Southeastern and Network Rail have announced a 4.4 million GBP project to deliver a range of station improvements across the network in Kent and south east London.
This project aims to enhance the passenger experience by improving customer information, restoring the condition of station buildings and making rail services more accessible.
The improvement packages will be rolled out to 21 stations, including Bexley, Canterbury East, Chatham, Faversham and Herne Bay.
“We are delighted to be making a significant investment into improving a number of stations across Kent and south east London in partnership with our colleagues at Southeastern.
“We are committed to improving the facilities at our stations and want our passengers to have the best possible experience when travelling by rail. Many of these improvements will contribute towards passengers enjoying smoother, more pleasant journeys and improve many of the station facilities passengers should be able to expect on a modern fit for purpose railway.”

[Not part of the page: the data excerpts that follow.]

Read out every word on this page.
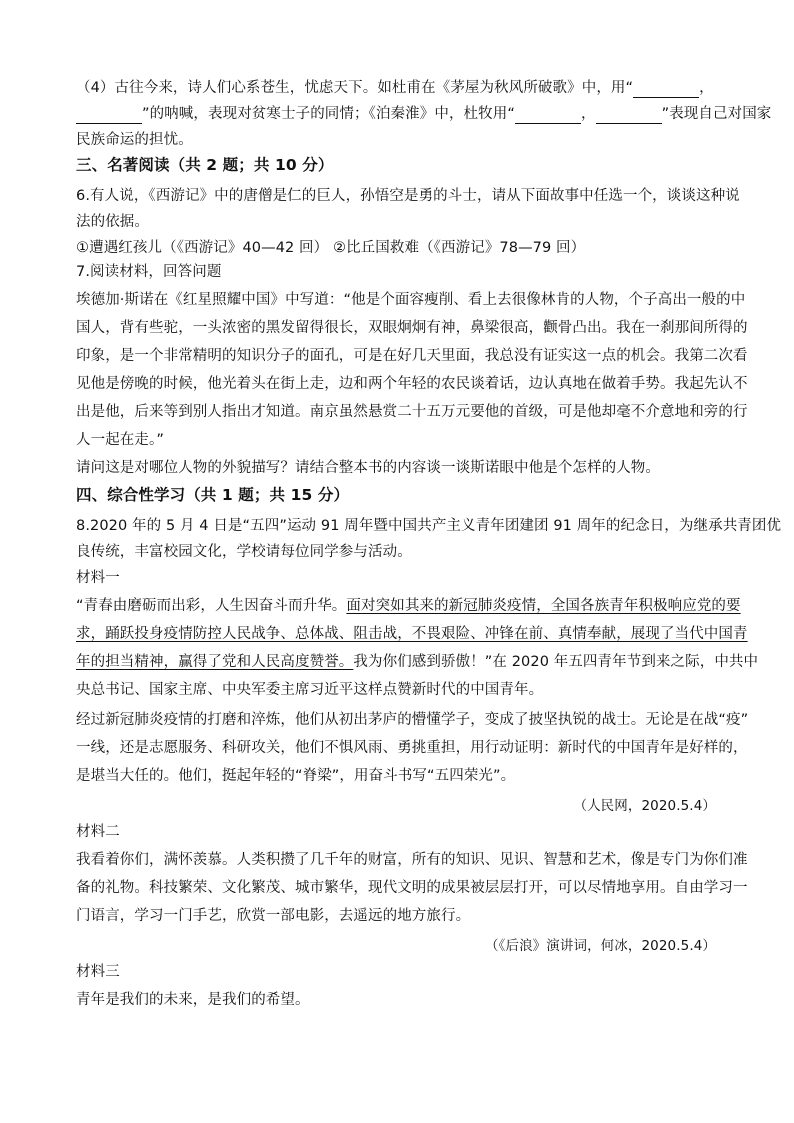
（4）古往今来，诗人们心系苍生，忧虑天下。如杜甫在《茅屋为秋风所破歌》中，用“	，
”的呐喊，表现对贫寒士子的同情；《泊秦淮》中，杜牧用“	，	”表现自己对国家
民族命运的担忧。
三、名著阅读（共 2 题；共 10 分）
6.有人说，《西游记》中的唐僧是仁的巨人，孙悟空是勇的斗士，请从下面故事中任选一个，谈谈这种说
法的依据。
①遭遇红孩儿（《西游记》40—42 回） ②比丘国救难（《西游记》78—79 回）
7.阅读材料，回答问题
埃德加·斯诺在《红星照耀中国》中写道：“他是个面容瘦削、看上去很像林肯的人物，个子高出一般的中
国人，背有些驼，一头浓密的黑发留得很长，双眼炯炯有神，鼻梁很高，颧骨凸出。我在一刹那间所得的
印象，是一个非常精明的知识分子的面孔，可是在好几天里面，我总没有证实这一点的机会。我第二次看
见他是傍晚的时候，他光着头在街上走，边和两个年轻的农民谈着话，边认真地在做着手势。我起先认不
出是他，后来等到别人指出才知道。南京虽然悬赏二十五万元要他的首级，可是他却毫不介意地和旁的行
人一起在走。”
请问这是对哪位人物的外貌描写？请结合整本书的内容谈一谈斯诺眼中他是个怎样的人物。
四、综合性学习（共 1 题；共 15 分）
8.2020 年的 5 月 4 日是“五四”运动 91 周年暨中国共产主义青年团建团 91 周年的纪念日，为继承共青团优
良传统，丰富校园文化，学校请每位同学参与活动。
材料一
“青春由磨砺而出彩，人生因奋斗而升华。面对突如其来的新冠肺炎疫情，全国各族青年积极响应党的要
求，踊跃投身疫情防控人民战争、总体战、阻击战，不畏艰险、冲锋在前、真情奉献，展现了当代中国青
年的担当精神，赢得了党和人民高度赞誉。我为你们感到骄傲！”在 2020 年五四青年节到来之际，中共中
央总书记、国家主席、中央军委主席习近平这样点赞新时代的中国青年。
经过新冠肺炎疫情的打磨和淬炼，他们从初出茅庐的懵懂学子，变成了披坚执锐的战士。无论是在战“疫”
一线，还是志愿服务、科研攻关，他们不惧风雨、勇挑重担，用行动证明：新时代的中国青年是好样的，
是堪当大任的。他们，挺起年轻的“脊梁”，用奋斗书写“五四荣光”。
（人民网，2020.5.4）
材料二
我看着你们，满怀羡慕。人类积攒了几千年的财富，所有的知识、见识、智慧和艺术，像是专门为你们准
备的礼物。科技繁荣、文化繁茂、城市繁华，现代文明的成果被层层打开，可以尽情地享用。自由学习一
门语言，学习一门手艺，欣赏一部电影，去遥远的地方旅行。
（《后浪》演讲词，何冰，2020.5.4）
材料三
青年是我们的未来，是我们的希望。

As part of this investment, the accessible toilet at Bexley will be refurbished ahead of the completion of the Access for All (AfA) scheme, which will make the station step-free.
Meanwhile, the passenger information point on platform 2 at Canterbury East will be relocated to serve with the new footbridge, lifts and night entrance.
An additional passenger information point and customer information displays will also be added at Canterbury East, and new ramps will improve access to the waiting room.
At Chatham, the doors into the booking hall will be replaced and new power-assisted doors will improve access to the lifts. The booking hall and stairwells will also be redecorated, and additional lighting will be added on the stairs and around the arches on the platforms.
“We want the best possible facilities for our customers across our network which is why we’ve targeted our investment at stations where work to improve accessibility is about to begin or has recently been completed as a result of government investment under the Access for All scheme.
“Making stations step-free isn’t just about new lifts and footbridges but often also about the smaller but just as important items such as removing barriers to the use of waiting rooms, and ensuring that customer help points and information screens are in the right places.
“Where possible, we’re also taking the opportunity to spruce up paintwork and improve the ambience of these stations, as well as taking the opportunity to plan for the future as people return to the railway.”